Faut-il déboulonner les statues ? Du bon usage de la mémoire

Le premier poste que j’ai occupé en tant que pasteur était dans l’Église de Dijon. Le presbytère était le long d’une rue qui s’appelait Michel Servet, du nom de l’humaniste qui a été envoyé au bûcher à Genève avec l’approbation de Calvin.

Le deuxième poste que j’ai occupé était dans la ville de Valence et l’adresse du presbytère était rue Louvois qui était le ministre de Louis XIV qui a envoyé les dragons chez les protestants pour les faire abjurer.
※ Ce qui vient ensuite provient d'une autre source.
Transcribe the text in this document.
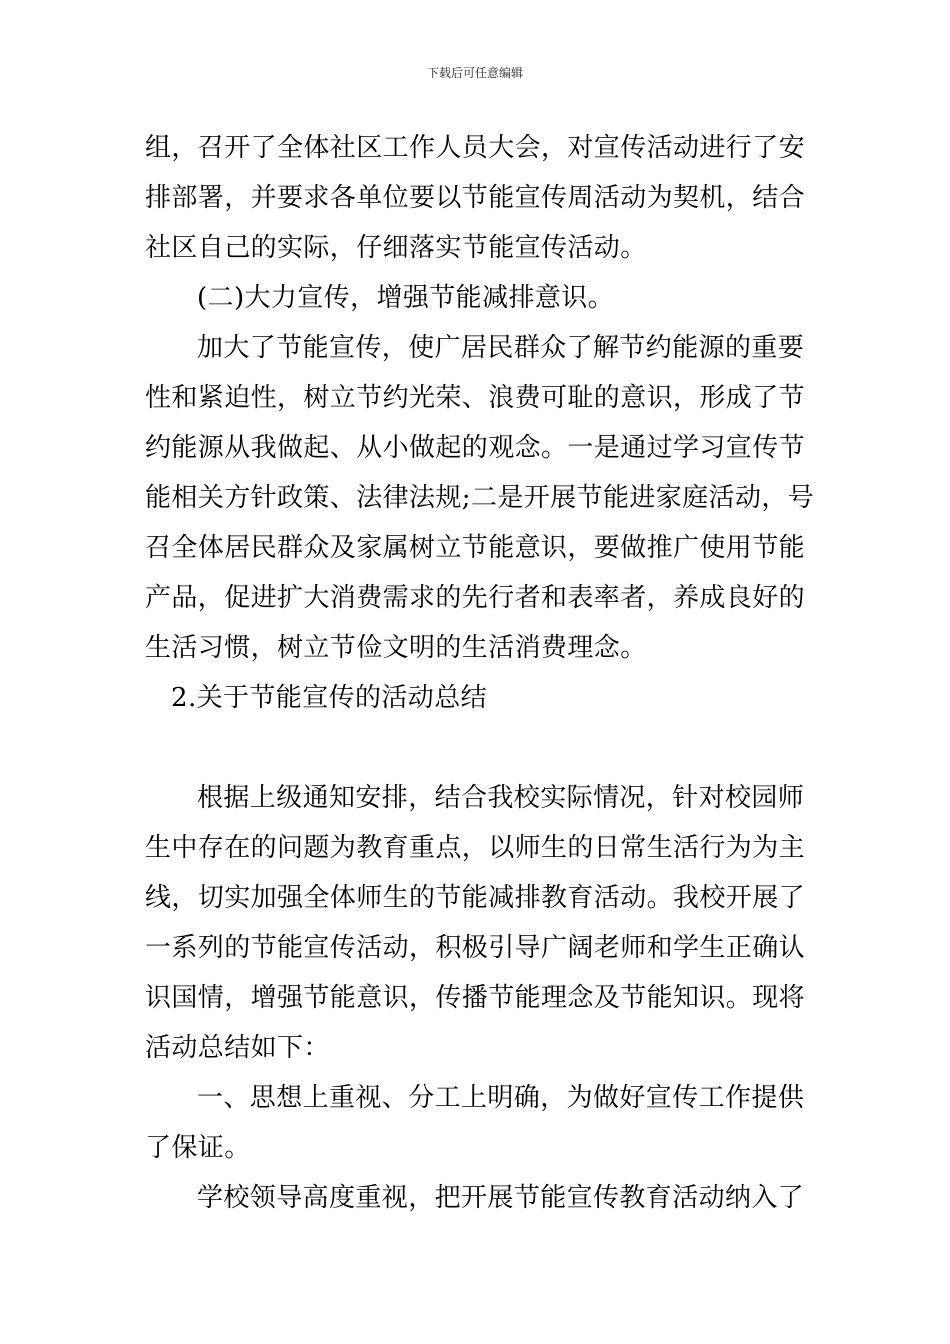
下载后可任意编辑
组，召开了全体社区工作人员大会，对宣传活动进行了安
排部署，并要求各单位要以节能宣传周活动为契机，结合
社区自己的实际，仔细落实节能宣传活动。
(二)大力宣传，增强节能减排意识。
加大了节能宣传，使广居民群众了解节约能源的重要
性和紧迫性，树立节约光荣、浪费可耻的意识，形成了节
约能源从我做起、从小做起的观念。一是通过学习宣传节
能相关方针政策、法律法规;二是开展节能进家庭活动，号
召全体居民群众及家属树立节能意识，要做推广使用节能
产品，促进扩大消费需求的先行者和表率者，养成良好的
生活习惯，树立节俭文明的生活消费理念。
2.关于节能宣传的活动总结
根据上级通知安排，结合我校实际情况，针对校园师
生中存在的问题为教育重点，以师生的日常生活行为为主
线，切实加强全体师生的节能减排教育活动。我校开展了
一系列的节能宣传活动，积极引导广阔老师和学生正确认
识国情，增强节能意识，传播节能理念及节能知识。现将
活动总结如下：
一、思想上重视、分工上明确，为做好宣传工作提供
了保证。
学校领导高度重视，把开展节能宣传教育活动纳入了
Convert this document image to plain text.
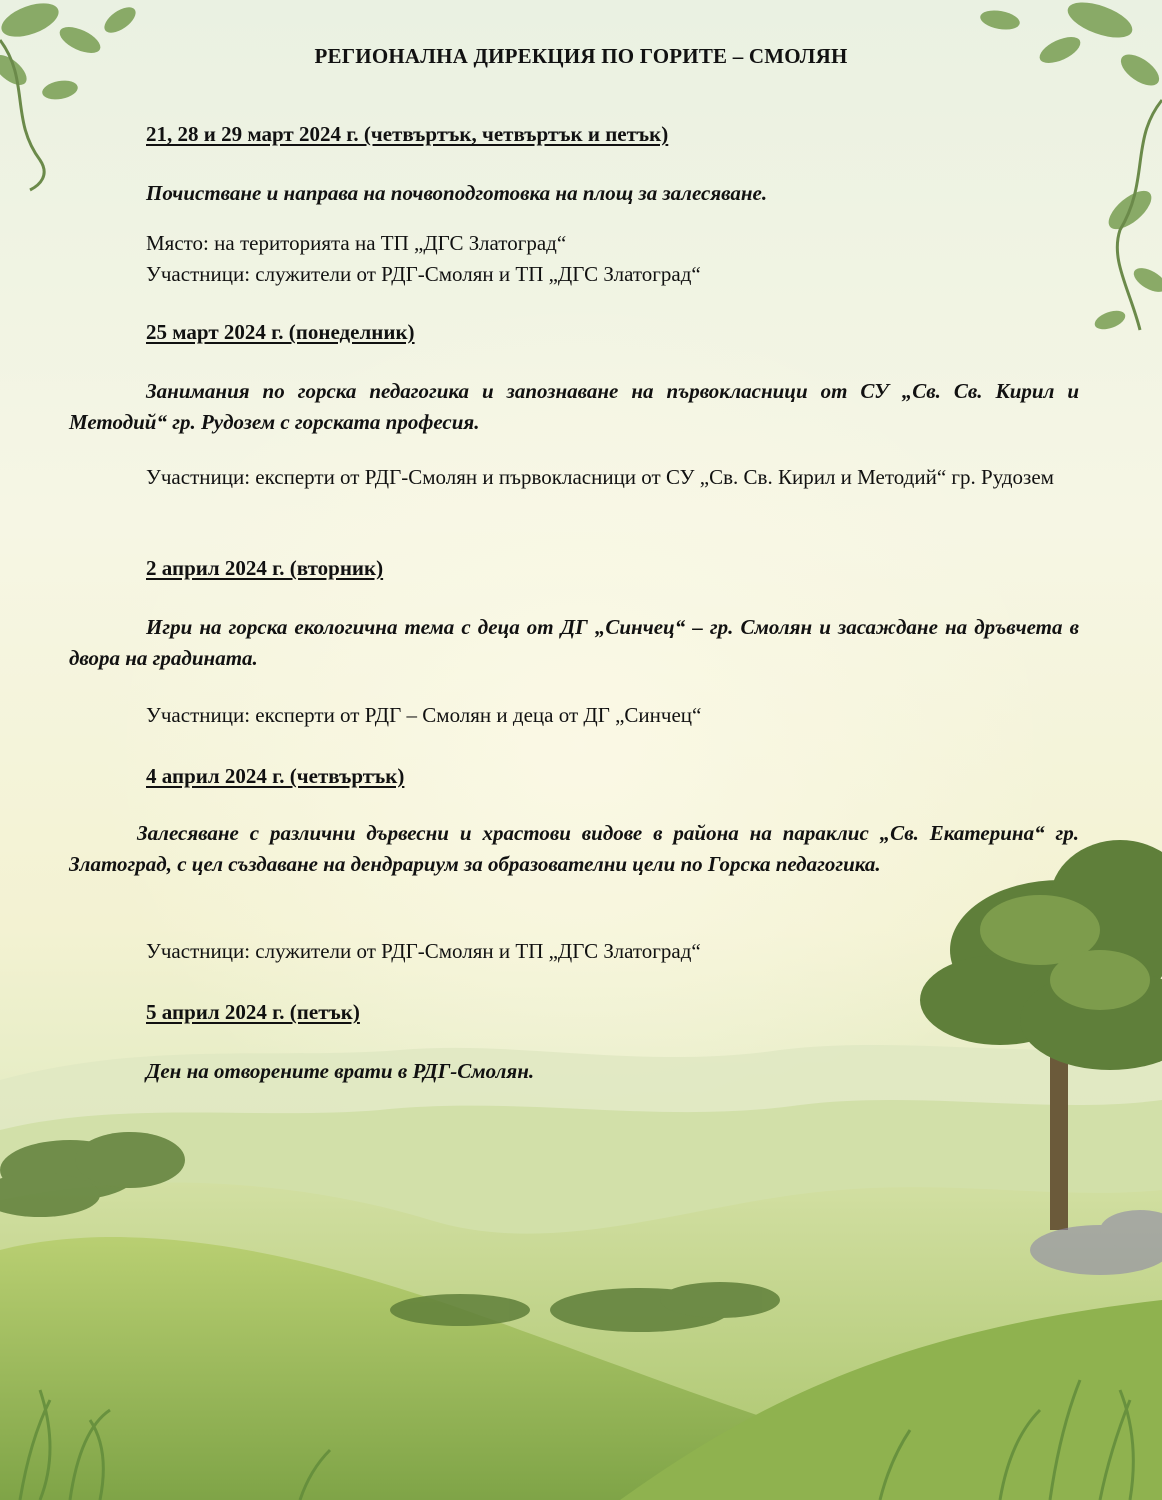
РЕГИОНАЛНА ДИРЕКЦИЯ ПО ГОРИТЕ – СМОЛЯН
21, 28 и 29 март 2024 г. (четвъртък, четвъртък и петък)
Почистване и направа на почвоподготовка на площ за залесяване.
Място: на територията на ТП „ДГС Златоград“
Участници: служители от РДГ-Смолян и ТП „ДГС Златоград“
25 март 2024 г. (понеделник)
Занимания по горска педагогика и запознаване на първокласници от СУ „Св. Св. Кирил и Методий“ гр. Рудозем с горската професия.
Участници: експерти от РДГ-Смолян и първокласници от СУ „Св. Св. Кирил и Методий“ гр. Рудозем
2 април 2024 г. (вторник)
Игри на горска екологична тема с деца от ДГ „Синчец“ – гр. Смолян и засаждане на дръвчета в двора на градината.
Участници: експерти от РДГ – Смолян и деца от ДГ „Синчец“
4 април 2024 г. (четвъртък)
Залесяване с различни дървесни и храстови видове в района на параклис „Св. Екатерина“ гр. Златоград, с цел създаване на дендрариум за образователни цели по Горска педагогика.
Участници: служители от РДГ-Смолян и ТП „ДГС Златоград“
5 април 2024 г. (петък)
Ден на отворените врати в РДГ-Смолян.
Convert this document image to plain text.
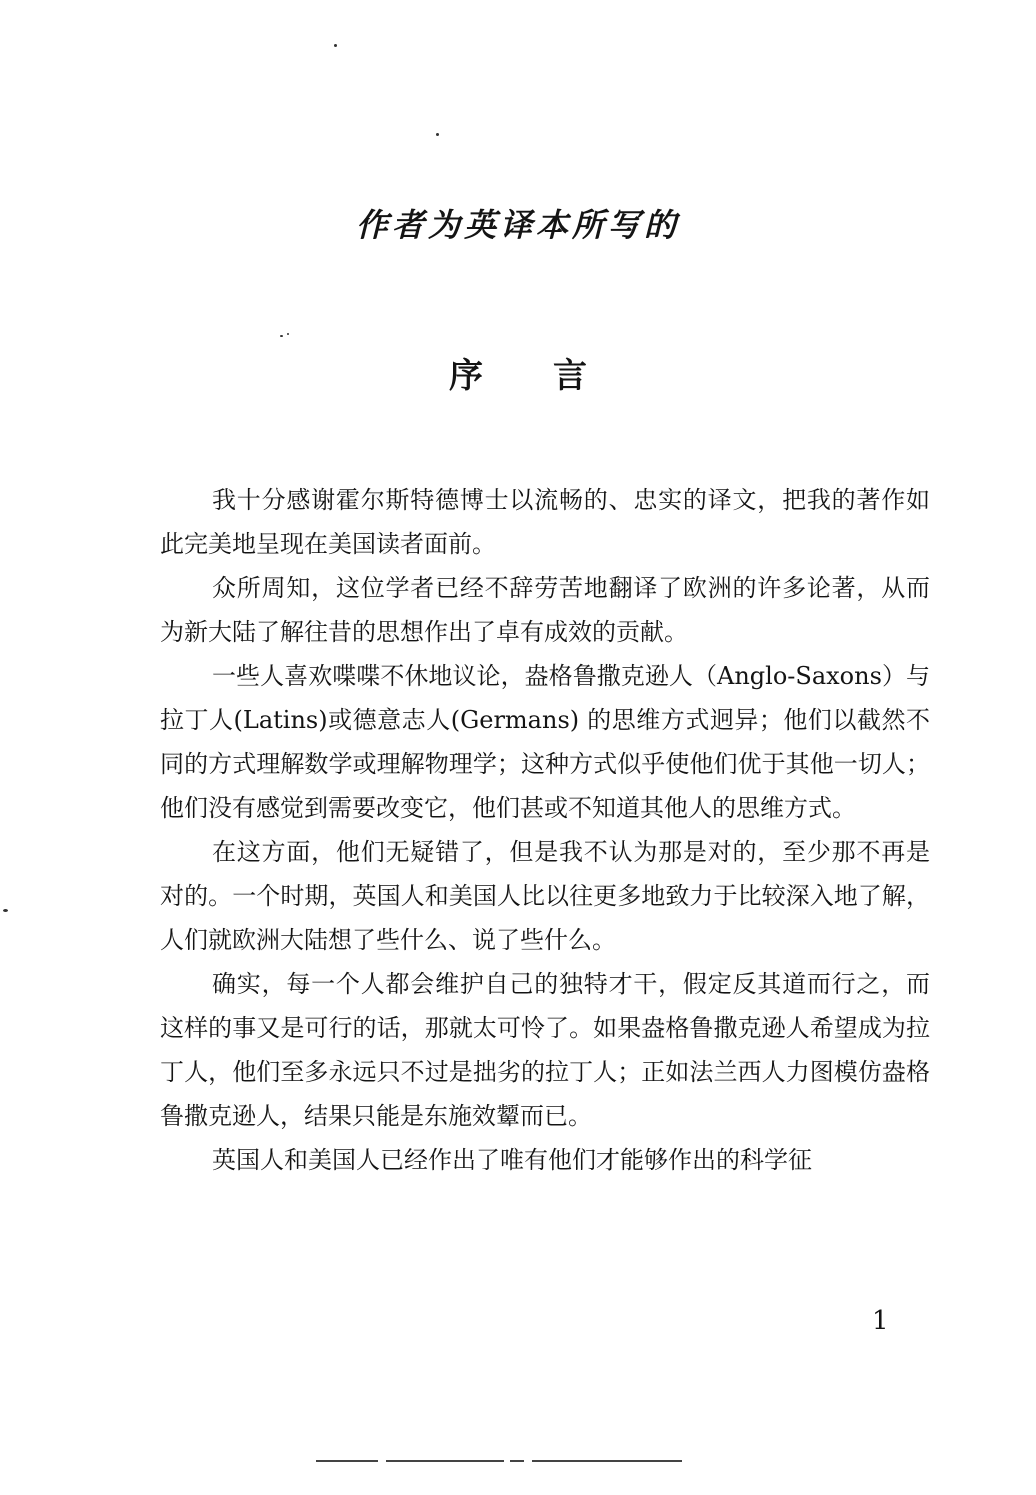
作者为英译本所写的
序言

我十分感谢霍尔斯特德博士以流畅的、忠实的译文，把我的著作如此完美地呈现在美国读者面前。

众所周知，这位学者已经不辞劳苦地翻译了欧洲的许多论著，从而为新大陆了解往昔的思想作出了卓有成效的贡献。

一些人喜欢喋喋不休地议论，盎格鲁撒克逊人（Anglo-Saxons）与拉丁人(Latins)或德意志人(Germans) 的思维方式迥异；他们以截然不同的方式理解数学或理解物理学；这种方式似乎使他们优于其他一切人；他们没有感觉到需要改变它，他们甚或不知道其他人的思维方式。

在这方面，他们无疑错了，但是我不认为那是对的，至少那不再是对的。一个时期，英国人和美国人比以往更多地致力于比较深入地了解，人们就欧洲大陆想了些什么、说了些什么。

确实，每一个人都会维护自己的独特才干，假定反其道而行之，而这样的事又是可行的话，那就太可怜了。如果盎格鲁撒克逊人希望成为拉丁人，他们至多永远只不过是拙劣的拉丁人；正如法兰西人力图模仿盎格鲁撒克逊人，结果只能是东施效颦而已。

英国人和美国人已经作出了唯有他们才能够作出的科学征

1
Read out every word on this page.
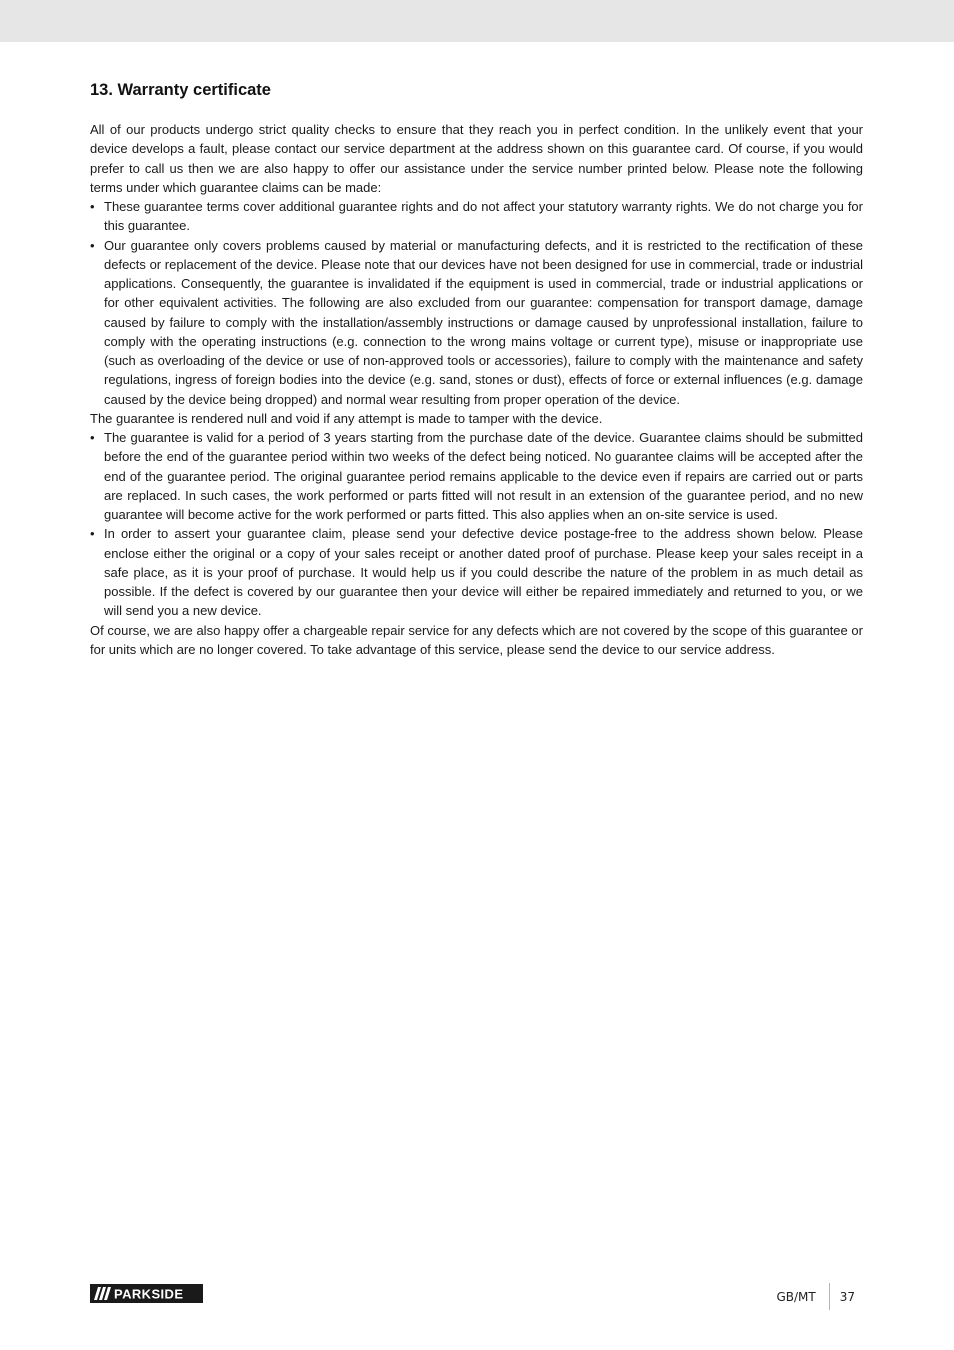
13. Warranty certificate

All of our products undergo strict quality checks to ensure that they reach you in perfect condition. In the unlikely event that your device develops a fault, please contact our service department at the address shown on this guarantee card. Of course, if you would prefer to call us then we are also happy to offer our assistance under the service number printed below. Please note the following terms under which guarantee claims can be made:

• These guarantee terms cover additional guarantee rights and do not affect your statutory warranty rights. We do not charge you for this guarantee.
• Our guarantee only covers problems caused by material or manufacturing defects, and it is restricted to the rectification of these defects or replacement of the device. Please note that our devices have not been designed for use in commercial, trade or industrial applications. Consequently, the guarantee is invalidated if the equipment is used in commercial, trade or industrial applications or for other equivalent activities. The following are also excluded from our guarantee: compensation for transport damage, damage caused by failure to comply with the installation/assembly instructions or damage caused by unprofessional installation, failure to comply with the operating instructions (e.g. connection to the wrong mains voltage or current type), misuse or inappropriate use (such as overloading of the device or use of non-approved tools or accessories), failure to comply with the maintenance and safety regulations, ingress of foreign bodies into the device (e.g. sand, stones or dust), effects of force or external influences (e.g. damage caused by the device being dropped) and normal wear resulting from proper operation of the device.

The guarantee is rendered null and void if any attempt is made to tamper with the device.

• The guarantee is valid for a period of 3 years starting from the purchase date of the device. Guarantee claims should be submitted before the end of the guarantee period within two weeks of the defect being noticed. No guarantee claims will be accepted after the end of the guarantee period. The original guarantee period remains applicable to the device even if repairs are carried out or parts are replaced. In such cases, the work performed or parts fitted will not result in an extension of the guarantee period, and no new guarantee will become active for the work performed or parts fitted. This also applies when an on-site service is used.
• In order to assert your guarantee claim, please send your defective device postage-free to the address shown below. Please enclose either the original or a copy of your sales receipt or another dated proof of purchase. Please keep your sales receipt in a safe place, as it is your proof of purchase. It would help us if you could describe the nature of the problem in as much detail as possible. If the defect is covered by our guarantee then your device will either be repaired immediately and returned to you, or we will send you a new device.

Of course, we are also happy offer a chargeable repair service for any defects which are not covered by the scope of this guarantee or for units which are no longer covered. To take advantage of this service, please send the device to our service address.

PARKSIDE	GB/MT 37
Non seulement, il ne m’est pas venu à l’esprit d’être offensé par une telle adresse, mais il m’est arrivé de me souvenir à propos de Michel Servet de cette magnifique phrase de Castellion qui s’est opposé à Calvin : « Tuer un homme, ce n’est pas défendre une idée, c’est tuer un homme. » Et à Valence, il m’est arrivé de faire mémoire des familles de mes ancêtres qui voyaient les dragons du roi débarquer chez eux avec tous les droits. Ayant une fille adolescente, je tremblais en imaginant ce que cela pouvait représenter.

Les noms des rues comme les statues ont pour objet de garder la mémoire de certaines personnes. La mémoire a ceci de particulier qu’elle doit toujours chercher le point d’équilibre entre le trop et le trop peu tant il est vrai que les deux maladies de la mémoire sont le défaut et l’excès. La mémoire est faite de souvenir et d’oubli, si nous sommes dans l’oubli total nous ne savons plus qui nous sommes (Alzheimer), mais si nous sommes dans la mémoire totale et que nous n’oublions rien, nous sommes menacés par la folie.

Le commandement de mémoire est très présent dans le Premier Testament – Tu te souviendras, tu diras à tes fils – il investit trois champs particuliers.

Tu te souviendras que tu as été émigré, avec comme conséquence le respect des étrangers.

Tu te souviendras Du Seigneur qui t’a libéré, avec comme conséquence les exigences de la liberté.

Tu te souviendras d’Amalec – la personnification de la haine gratuite – avec comme conséquence le devoir d’arrêter le mal.

Plutôt que de déboulonner les statues ou débaptiser les rues, il me paraît plus sage de trouver un juste usage de l’histoire pour qu’elle nous aide à ne pas nous tromper de combat et qu’elle nous apprenne à cultiver l’accueil, la liberté et la vigilance.